Hello World

CM cmpython at gmail.com
Sun Dec 21 02:44:35 EST 2014


On Sunday, December 21, 2014 1:45:02 AM UTC-5, Chris Angelico wrote:
> On Sun, Dec 21, 2014 at 5:31 PM, Terry Reedy wrote:
> > Just to be clear, writing to sys.stdout works fine in Idle.
> >>>> import sys; sys.stdout.write('hello ')
> > hello  #2.7
> >
> > In 3.4, the number of chars? bytes? is returned and written also.
> >
> > Whether you mean something different by 'stdout' or not, I am not sure.  The
> > error is from writing to a non-existent file descriptor.
> 
> That's because sys.stdout is replaced.
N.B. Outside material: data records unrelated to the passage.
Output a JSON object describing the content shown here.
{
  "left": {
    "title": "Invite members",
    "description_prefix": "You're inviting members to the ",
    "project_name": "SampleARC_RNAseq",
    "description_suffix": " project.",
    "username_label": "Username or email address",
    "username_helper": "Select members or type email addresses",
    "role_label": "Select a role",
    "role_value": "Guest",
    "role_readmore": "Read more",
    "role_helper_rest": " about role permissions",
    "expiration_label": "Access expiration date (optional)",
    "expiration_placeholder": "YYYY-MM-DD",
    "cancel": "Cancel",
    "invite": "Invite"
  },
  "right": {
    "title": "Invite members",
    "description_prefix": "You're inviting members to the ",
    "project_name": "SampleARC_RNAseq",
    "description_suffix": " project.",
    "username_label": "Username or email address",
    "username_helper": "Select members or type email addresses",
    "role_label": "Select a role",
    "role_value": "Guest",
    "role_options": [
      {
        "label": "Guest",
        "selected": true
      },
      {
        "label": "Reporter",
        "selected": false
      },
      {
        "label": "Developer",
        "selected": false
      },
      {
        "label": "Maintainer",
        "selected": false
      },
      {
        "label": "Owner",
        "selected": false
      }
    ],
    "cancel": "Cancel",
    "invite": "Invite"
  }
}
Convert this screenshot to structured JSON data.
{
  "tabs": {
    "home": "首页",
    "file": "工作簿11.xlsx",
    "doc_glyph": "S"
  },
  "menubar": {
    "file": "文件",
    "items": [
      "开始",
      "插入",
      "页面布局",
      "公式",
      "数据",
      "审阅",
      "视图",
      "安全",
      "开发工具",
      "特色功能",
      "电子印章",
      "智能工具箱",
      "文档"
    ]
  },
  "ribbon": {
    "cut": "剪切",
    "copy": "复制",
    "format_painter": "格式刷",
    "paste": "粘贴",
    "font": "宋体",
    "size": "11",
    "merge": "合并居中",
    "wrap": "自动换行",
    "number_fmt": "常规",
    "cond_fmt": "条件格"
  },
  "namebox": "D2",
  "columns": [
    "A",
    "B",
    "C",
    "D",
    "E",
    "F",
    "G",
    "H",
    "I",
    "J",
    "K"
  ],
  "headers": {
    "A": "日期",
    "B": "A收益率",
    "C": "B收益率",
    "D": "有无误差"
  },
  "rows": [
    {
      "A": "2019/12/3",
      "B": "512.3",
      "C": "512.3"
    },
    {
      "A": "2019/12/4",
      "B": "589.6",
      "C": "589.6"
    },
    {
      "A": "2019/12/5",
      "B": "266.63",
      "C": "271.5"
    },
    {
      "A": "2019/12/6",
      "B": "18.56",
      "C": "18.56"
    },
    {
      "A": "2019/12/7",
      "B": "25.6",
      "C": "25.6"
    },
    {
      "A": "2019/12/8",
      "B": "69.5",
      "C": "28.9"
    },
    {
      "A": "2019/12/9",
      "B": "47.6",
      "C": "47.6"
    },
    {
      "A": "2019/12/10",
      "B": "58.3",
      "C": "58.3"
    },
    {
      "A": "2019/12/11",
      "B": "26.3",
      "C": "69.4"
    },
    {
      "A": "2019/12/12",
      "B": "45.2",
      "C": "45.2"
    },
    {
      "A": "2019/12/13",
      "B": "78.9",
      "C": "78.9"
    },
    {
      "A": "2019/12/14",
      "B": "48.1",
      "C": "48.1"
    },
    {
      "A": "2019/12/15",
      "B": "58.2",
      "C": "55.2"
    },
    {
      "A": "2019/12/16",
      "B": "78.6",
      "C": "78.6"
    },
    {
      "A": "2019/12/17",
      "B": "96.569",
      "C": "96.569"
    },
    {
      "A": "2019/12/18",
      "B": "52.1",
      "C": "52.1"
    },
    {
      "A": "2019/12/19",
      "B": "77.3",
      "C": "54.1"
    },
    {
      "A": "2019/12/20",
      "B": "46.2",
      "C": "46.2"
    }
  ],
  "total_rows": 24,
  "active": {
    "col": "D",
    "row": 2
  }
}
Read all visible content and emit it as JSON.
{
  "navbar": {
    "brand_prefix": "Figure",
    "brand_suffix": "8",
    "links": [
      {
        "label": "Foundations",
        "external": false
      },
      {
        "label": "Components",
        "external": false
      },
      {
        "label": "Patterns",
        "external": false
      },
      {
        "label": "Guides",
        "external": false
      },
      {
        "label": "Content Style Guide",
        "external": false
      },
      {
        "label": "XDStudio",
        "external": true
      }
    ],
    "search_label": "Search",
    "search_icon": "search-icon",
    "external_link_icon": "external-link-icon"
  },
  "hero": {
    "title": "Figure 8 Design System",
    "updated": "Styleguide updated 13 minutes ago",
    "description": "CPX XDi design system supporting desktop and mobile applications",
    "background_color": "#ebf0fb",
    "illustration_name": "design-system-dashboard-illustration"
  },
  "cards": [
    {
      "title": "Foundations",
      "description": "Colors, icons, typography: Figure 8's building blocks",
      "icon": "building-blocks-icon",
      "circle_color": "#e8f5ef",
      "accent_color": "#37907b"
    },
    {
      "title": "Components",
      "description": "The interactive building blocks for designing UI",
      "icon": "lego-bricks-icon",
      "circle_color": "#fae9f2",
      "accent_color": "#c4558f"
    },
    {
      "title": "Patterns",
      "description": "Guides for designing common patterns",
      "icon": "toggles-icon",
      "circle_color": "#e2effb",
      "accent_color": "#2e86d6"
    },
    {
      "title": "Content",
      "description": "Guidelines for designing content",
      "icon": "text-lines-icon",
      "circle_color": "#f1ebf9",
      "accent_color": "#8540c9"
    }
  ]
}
But stdout itself, file
> descriptor 1, is not available:
> 
> >>> os.fdopen(1,"w").write("Hello, world\n")
> Traceback (most recent call last):
>   File "<pyshell#4>", line 1, in <module>
>     os.fdopen(1,"w").write("Hello, world\n")
> OSError: [Errno 9] Bad file descriptor
> 
> This works fine in command-line Python, just not in IDLE. It's not
> Windows vs Unix, it's Idle vs terminal.
> 
> ChrisA

Yes, just tested it on the same machine in the terminal and it prints:

Hello, world!
13

Not sure what the 13 is all about. Thanks.